An ICT group, the Better Broadband Alliance (BBA), has sounded the alarm button over the declining competitiveness ranking of the Philippines due to inept policies and lackluster use of ICT in the country.
In a statement issued on Monday, Oct. 28, the BBA said it is saddened by the significant drop in the global competitiveness ranking of the Philippines in the World Economic Forum’s latest report, which now ranks the country on 64th out of the 141economies surveyed, from 56th place last year.
“This means the nation fell short in terms of measures that will create an enabling environment, improve human capital, increase productivity of markets, and support an innovation ecosystem that will enable wealth-generation for its citizens,” it said.
The BBA said it is particularly alarmed that the decline in the country’s competitiveness is mainly caused by its poor ranking in “ICT adoption,” measured by the population’s subscription to mobile cellular, fixed and mobile broadband services, and the percentage of Internet users vis-à-vis the total population.
Under the ICT adoption pillar, the Philippines ranked 88th and garnered a score of 50, about 20 points lower than the average in East Asia and the Pacific and lagging behind ASEAN peers like Cambodia, Indonesia, Malaysia, Thailand, and Vietnam.
The group stressed that studies have shown how Internet penetration and adoption impact a country’s economic development. A 2009 World Bank report revealed that increasing broadband penetration by 10% results in a 1.38% increase in GDP in developing economies between 2000 and 2006.
In the Philippines, the contribution of mobile broadband adoption can be as much as 0.61% of GDP, according to a 2012 study funded by the ITU and the Broadband Commission.
Internet speed also affects people’s ability to generate wealth, the BBA said. A 2013 Ericsson study found that introducing a 0.5-Mbps broadband connection can increase household income by as much as $800 per year in less developed countries.
“Thus, the cost to the Philippine economy of poor Internet access and slow Internet speed can be enormous. The main culprit: using analog policy in the digital age,” the group said.
According to a Google-funded study by the BBA and The Asia Foundation, the Philippines’ policy and regulatory framework is stuck in the landline era.
“Outdated policies have resulted in 50 million Filipinos still offline; fixed and mobile broadband connections among the slowest in the world; and broadband services that remain unaffordable to a large segment of society, especially those living in the rural areas,” it noted.
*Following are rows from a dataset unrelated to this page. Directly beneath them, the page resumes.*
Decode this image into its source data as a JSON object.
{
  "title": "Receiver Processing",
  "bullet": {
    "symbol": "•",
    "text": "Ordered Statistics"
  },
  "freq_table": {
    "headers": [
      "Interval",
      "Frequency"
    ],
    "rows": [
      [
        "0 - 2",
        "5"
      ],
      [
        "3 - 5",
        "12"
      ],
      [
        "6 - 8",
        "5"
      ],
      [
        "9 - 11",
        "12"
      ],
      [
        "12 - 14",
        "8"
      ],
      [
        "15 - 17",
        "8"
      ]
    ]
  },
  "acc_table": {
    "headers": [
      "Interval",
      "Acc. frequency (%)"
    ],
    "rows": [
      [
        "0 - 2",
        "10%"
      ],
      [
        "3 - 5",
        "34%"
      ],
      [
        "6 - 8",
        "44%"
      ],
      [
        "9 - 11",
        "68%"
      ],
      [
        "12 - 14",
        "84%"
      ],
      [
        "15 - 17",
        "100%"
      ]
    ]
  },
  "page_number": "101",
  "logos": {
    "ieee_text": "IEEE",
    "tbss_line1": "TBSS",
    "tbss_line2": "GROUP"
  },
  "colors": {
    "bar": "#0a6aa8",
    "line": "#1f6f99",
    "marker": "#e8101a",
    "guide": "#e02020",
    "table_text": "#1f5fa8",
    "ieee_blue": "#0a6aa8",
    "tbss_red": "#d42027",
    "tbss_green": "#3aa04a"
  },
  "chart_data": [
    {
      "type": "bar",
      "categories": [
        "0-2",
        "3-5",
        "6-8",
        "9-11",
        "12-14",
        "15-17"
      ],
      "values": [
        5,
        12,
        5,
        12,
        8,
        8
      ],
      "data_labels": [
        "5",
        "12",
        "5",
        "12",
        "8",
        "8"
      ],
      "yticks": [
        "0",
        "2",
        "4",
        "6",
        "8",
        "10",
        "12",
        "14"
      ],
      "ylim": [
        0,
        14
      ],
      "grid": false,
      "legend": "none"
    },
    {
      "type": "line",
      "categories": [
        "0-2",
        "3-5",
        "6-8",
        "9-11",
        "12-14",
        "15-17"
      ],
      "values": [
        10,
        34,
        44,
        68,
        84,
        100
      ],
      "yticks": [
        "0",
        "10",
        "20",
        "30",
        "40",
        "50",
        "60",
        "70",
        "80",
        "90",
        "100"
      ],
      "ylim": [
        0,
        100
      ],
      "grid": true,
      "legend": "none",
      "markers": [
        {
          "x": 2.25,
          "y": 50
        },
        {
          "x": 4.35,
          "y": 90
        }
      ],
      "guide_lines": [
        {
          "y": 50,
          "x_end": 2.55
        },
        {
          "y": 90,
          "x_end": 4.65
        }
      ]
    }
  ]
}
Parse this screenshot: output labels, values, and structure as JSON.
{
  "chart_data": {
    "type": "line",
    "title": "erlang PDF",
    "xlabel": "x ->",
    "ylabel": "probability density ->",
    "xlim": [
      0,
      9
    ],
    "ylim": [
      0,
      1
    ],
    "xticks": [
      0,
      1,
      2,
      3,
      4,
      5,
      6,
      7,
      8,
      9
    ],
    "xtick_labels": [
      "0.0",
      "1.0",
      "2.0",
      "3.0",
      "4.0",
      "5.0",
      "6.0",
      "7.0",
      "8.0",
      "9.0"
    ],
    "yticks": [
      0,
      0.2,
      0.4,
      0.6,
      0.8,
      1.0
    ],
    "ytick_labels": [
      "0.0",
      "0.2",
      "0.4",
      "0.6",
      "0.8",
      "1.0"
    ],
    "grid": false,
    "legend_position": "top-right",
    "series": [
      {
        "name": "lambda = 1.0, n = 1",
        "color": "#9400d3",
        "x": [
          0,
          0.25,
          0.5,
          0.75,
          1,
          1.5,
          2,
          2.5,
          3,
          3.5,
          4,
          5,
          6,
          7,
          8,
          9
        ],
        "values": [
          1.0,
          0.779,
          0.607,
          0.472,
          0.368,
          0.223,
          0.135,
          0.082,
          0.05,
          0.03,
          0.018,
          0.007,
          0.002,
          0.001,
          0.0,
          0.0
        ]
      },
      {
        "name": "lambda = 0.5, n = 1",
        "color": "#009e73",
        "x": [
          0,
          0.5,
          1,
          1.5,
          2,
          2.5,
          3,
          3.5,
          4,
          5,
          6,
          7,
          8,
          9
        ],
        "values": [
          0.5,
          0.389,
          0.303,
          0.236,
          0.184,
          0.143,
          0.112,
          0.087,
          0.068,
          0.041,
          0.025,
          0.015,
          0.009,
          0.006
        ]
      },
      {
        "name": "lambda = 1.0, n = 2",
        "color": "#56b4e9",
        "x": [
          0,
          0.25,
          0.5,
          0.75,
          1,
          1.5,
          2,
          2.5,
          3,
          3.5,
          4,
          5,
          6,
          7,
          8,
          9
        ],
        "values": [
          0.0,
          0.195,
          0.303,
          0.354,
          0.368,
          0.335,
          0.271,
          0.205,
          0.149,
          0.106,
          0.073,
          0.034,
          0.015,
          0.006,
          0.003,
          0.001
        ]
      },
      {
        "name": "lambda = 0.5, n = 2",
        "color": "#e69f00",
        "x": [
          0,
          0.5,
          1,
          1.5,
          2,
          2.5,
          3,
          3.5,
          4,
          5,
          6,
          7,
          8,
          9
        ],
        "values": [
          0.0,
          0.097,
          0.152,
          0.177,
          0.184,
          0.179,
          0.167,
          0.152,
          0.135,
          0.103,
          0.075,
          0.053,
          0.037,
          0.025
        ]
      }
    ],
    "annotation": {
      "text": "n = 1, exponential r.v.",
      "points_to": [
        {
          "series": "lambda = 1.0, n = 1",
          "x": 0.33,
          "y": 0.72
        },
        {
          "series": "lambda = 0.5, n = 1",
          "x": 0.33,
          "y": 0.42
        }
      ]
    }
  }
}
To address this, the BBA urged Congress to pass laws that will update policies and promote digital connectivity. In particular, the BBA said it strongly supports the “Open Access in Data Transmission” bill, which is critical to establishing a forward-looking and future-ready digital policy framework for the Philippines.
The bill aims to create the space for different types of service providers to build and operate data networks. It proposes a simplified registration and qualification process in order to attract more players to invest in much-need data transmission infrastructure.
The bill also encourages infrastructure sharing to make network deployment faster and more cost-efficient, promotes transparency in spectrum management, and mandates interconnection among operators.
“Digital connectivity, anchored on reliable, secure, and affordable broadband services, is the foundation of a country’s digital transformation. In return, key government and private sector initiatives, such as e-commerce, e-health, e-learning, and e-government initiatives, including the recently approved national ID system, are expected to provide a strong demand pull that will drive broadband penetration and ICT adoption,” the alliance said.
“The proposed Open Access in Data Transmission Act will provide the digital connectivity policy framework that will not only bring the country to the digital age but also improve overall competitiveness,” it added.